The researchers studied data collected by the Centers for Disease Control and Prevention in almost 6 decades, which ranged between 1959 and 2017.
Life expectancy in the United States wen up gradually from the 50s to 2014, when it reached the peak at around 78.9 years. After that, it decreased in 3 consecutive years to 78.6 years.
This reversing tend can be attributed to an increasing number of adults who die before the expected ages, from 25 to 64 years old.
Some major causes of the problem in this age group include suicides, alcohol abuse, and drug overdoses.
Deathly overdoses went up considerably in the past 20 years, especially in the age group between 55 and 64 years old.
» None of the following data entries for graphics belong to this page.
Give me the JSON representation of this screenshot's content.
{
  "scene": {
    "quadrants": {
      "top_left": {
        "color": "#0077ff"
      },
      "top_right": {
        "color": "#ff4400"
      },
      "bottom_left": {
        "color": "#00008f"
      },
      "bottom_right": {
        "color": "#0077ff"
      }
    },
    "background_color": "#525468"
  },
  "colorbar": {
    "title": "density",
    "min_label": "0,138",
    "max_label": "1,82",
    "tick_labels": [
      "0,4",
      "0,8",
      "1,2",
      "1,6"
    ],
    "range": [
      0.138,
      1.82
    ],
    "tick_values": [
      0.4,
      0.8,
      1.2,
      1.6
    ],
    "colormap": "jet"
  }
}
However, there are many more causes that contribute to the increase of deaths in midlife adults. These include many chronic health issues such as high blood pressure, obesity, or diabetes.
The phenomenon makes us believe that there might be some systemic problems in public health policies.
The largest increases in midlife deaths, which accounted for up to 33 percent of all cases, occurred in the Ohio Valley. These include 4 states: Pennsylvania, Ohio, Indiana, and Kentucky.
The overall increases were also noticeable in some regions of New England, including New Hampshire and Maine.
The study says that economic downturns in these regions during the 70s and 80s led to increased stress in people, and are now showed up in the rising death rates.
While the death rates are higher in men, women are quickly catching up in several regions. Another important point is that the problem happened in all ethnicities and races, with African Americans having much higher rates compared to white citizens.
“This is a tragic as it is reversing a long period of improvement in lowering these rates,” said the author of the study.